Thursday 13 December 2007

We Are All Smarter Now

I read an article in the New Yorker lately which showed how much smarter we are now than a couple of generations ago. Essentially a social scientist in New Zealand called James Flynn studied IQ test results from all over the world and discovered that IQs are rising by about 0.3 points per year. The rate may seem insignificant but the cumulative change over a few generations is striking. It means for example that the average 20 year old today is way smarter than his grandfather was when he was 20. Perhaps this seems obvious, but it challenges the entire concept of IQ and of how intelligence is measured. It was believed until recently that IQ measured an innate intelligence level, but this cannot be true: obviously humans cannot evolve a higher mental capacity over two generations. So what does IQ measure?

The authors of the piece cited the American biologist James Watson who landed himself in deep trouble recently for saying that he was "inherently gloomy about the prospect of Africa" as "all our social policies are based on the fact that their intelligence is the same as ours — whereas all the testing says not really." Even if tests show that Africans have lower IQ than Europeans, that doesn’t mean very much. It all comes back to the question, what does IQ measure?

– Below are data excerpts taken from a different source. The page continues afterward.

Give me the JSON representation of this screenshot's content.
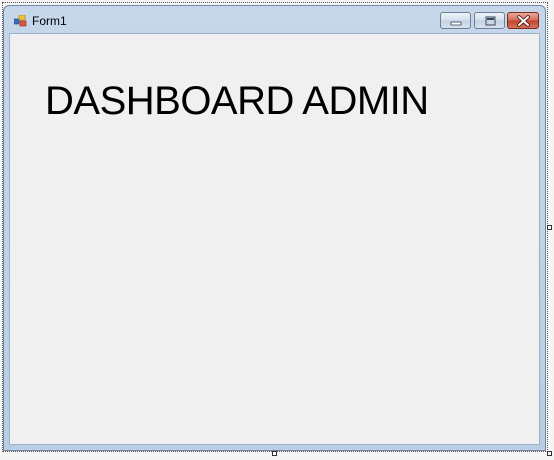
{
  "window": {
    "title": "Form1",
    "icon": "form-icon",
    "controls": {
      "minimize_icon": "minimize-icon",
      "maximize_icon": "maximize-icon",
      "close_icon": "close-icon"
    }
  },
  "form": {
    "heading": "DASHBOARD ADMIN"
  }
}
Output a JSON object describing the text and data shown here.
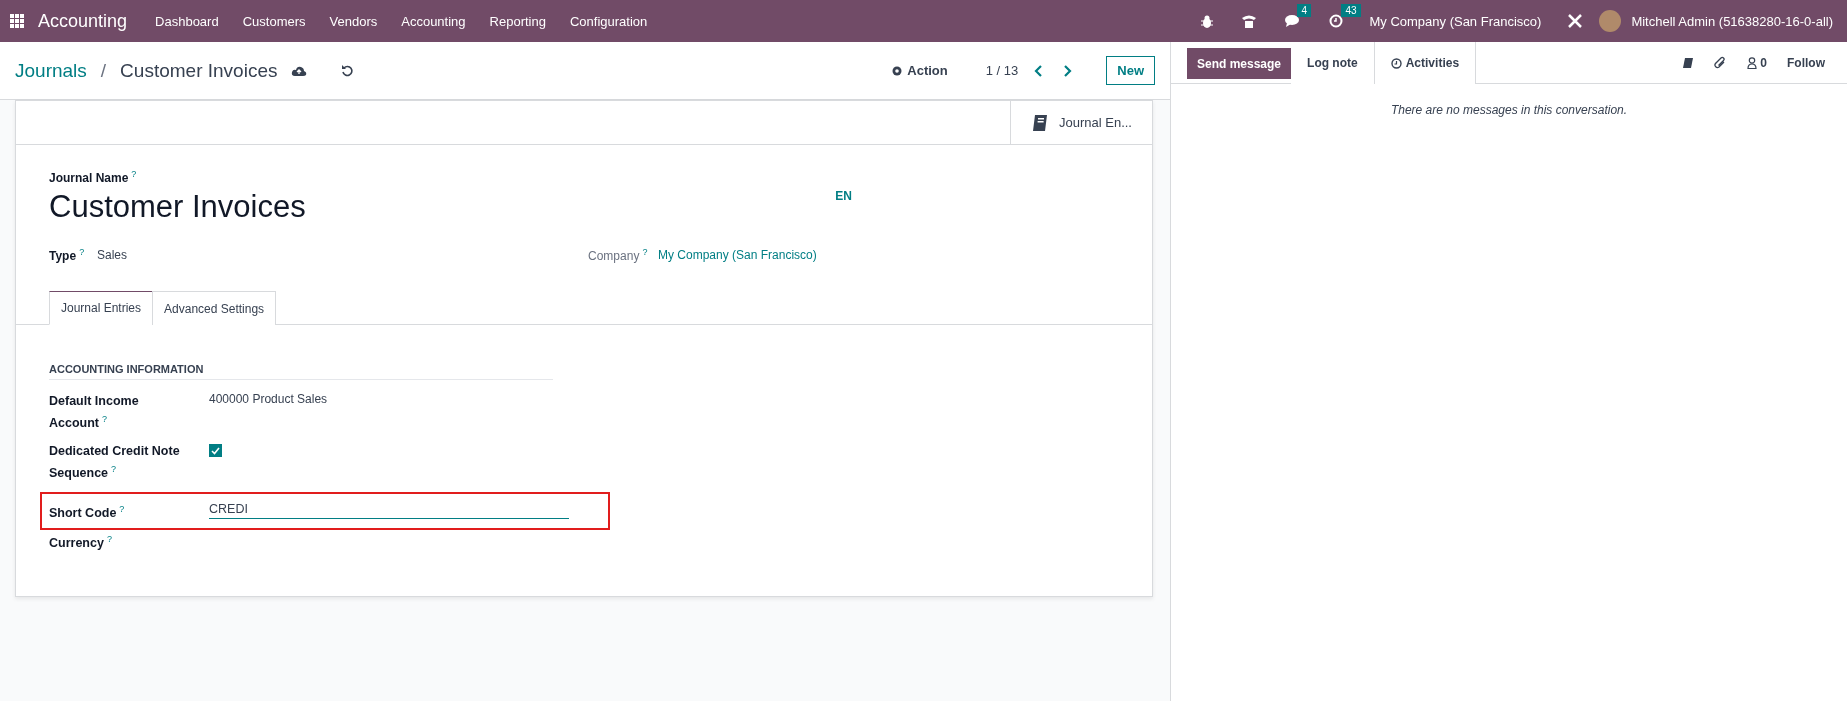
{
  "navbar": {
    "app_name": "Accounting",
    "menu": [
      "Dashboard",
      "Customers",
      "Vendors",
      "Accounting",
      "Reporting",
      "Configuration"
    ],
    "messages_count": "4",
    "activities_count": "43",
    "company": "My Company (San Francisco)",
    "user": "Mitchell Admin (51638280-16-0-all)"
  },
  "control_panel": {
    "breadcrumb_parent": "Journals",
    "breadcrumb_separator": "/",
    "breadcrumb_current": "Customer Invoices",
    "action": "Action",
    "pager": "1 / 13",
    "new_button": "New"
  },
  "form": {
    "smart_button": "Journal En...",
    "name_label": "Journal Name",
    "name_help": "?",
    "name": "Customer Invoices",
    "language": "EN",
    "type_label": "Type",
    "type_help": "?",
    "type_value": "Sales",
    "company_label": "Company",
    "company_help": "?",
    "company_value": "My Company (San Francisco)",
    "tabs": [
      {
        "label": "Journal Entries",
        "selected": true
      },
      {
        "label": "Advanced Settings",
        "selected": false
      }
    ],
    "section_title": "ACCOUNTING INFORMATION",
    "fields": [
      {
        "kind": "text",
        "label": "Default Income Account",
        "help": "?",
        "value": "400000 Product Sales",
        "highlighted": false
      },
      {
        "kind": "checkbox",
        "label": "Dedicated Credit Note Sequence",
        "help": "?",
        "checked": true,
        "highlighted": false
      },
      {
        "kind": "input",
        "label": "Short Code",
        "help": "?",
        "value": "CREDI",
        "highlighted": true
      },
      {
        "kind": "text",
        "label": "Currency",
        "help": "?",
        "highlighted": false
      }
    ]
  },
  "chatter": {
    "send_message": "Send message",
    "log_note": "Log note",
    "activities": "Activities",
    "followers_count": "0",
    "follow": "Follow",
    "empty_message": "There are no messages in this conversation."
  }
}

The answer given in the New Yorker articles seems emminently sensible. How we process information depends on how we relate to the various parts of the information in our everyday life. For urban, educated people today, the relationship between dog and rabbit is ‘both are mammals’. For a 19th century farmer the relationship was ‘dogs are used to hunt rabbits’. IQ therefore, measures not so much how intelligent we are, but how modern we are. Innate intelligence is just one variable among many of which IQ results are a function. To conclude the piece drives home the point by saying “I.Q. measures not just the quality of a person’s mind but the quality of the world that person lives in”. It applies as much to the difference between the wealthy and the deprived in Dublin as it does to the difference between America and Africa.

3 comments:

Vince said...

The above may have been OTT.

The logical basis of all these positions, all of them, including those of Jimmy Flynn. Should be smashed as a matter of urgency.

Tomaltach said...

Vince,
I do not subscribe to the view that any one race is more intelligent than others. In fact, the whole thrust of my post was to argue that, where IQ tests show discrepencies between the races, it is down to other factors - such as the stage of development of their country, their class, and so on. I fully accept the Flynn effect, however. Which is to say that the ability of the present generation in developed countries to think in terms of abstact ideas and concepts has increased over the past couple of generations. This is down to the vastly increased levels of education among the population at large and the fact that we now live in a radically different world from those of our forebears. Every day I meet colleagues who are not specialists in any of the following areas but who, nevertheless, understand many of the key concepts and currents involved in them: economics, genetic theory, astronomy, linguistics, law, medicine, and so on. You get the picture. While in the age of my great grandfather, the ordinary man had simply no idea of any of this.

Vince said...

'where IQ tests show discrepencies between the races, it is down to other factors - such as the stage of development of their country, their class, and so on'.
Explain why the monks in some areas of Japan spend much of their days pulling sand. Noo. Is identity or ambition the major force within Medea. Or why were the Irish painted as being idiots, where their History was measured as being less than.
Anything, absolutely anything, designed as I/Q are designed are dangerous. And hold danger in all their parts.
Concepts my-arse.
As to your G-Grandfather, he would have no problem with the hound and rabbit, nor I suspect getting a horse ready for the cart.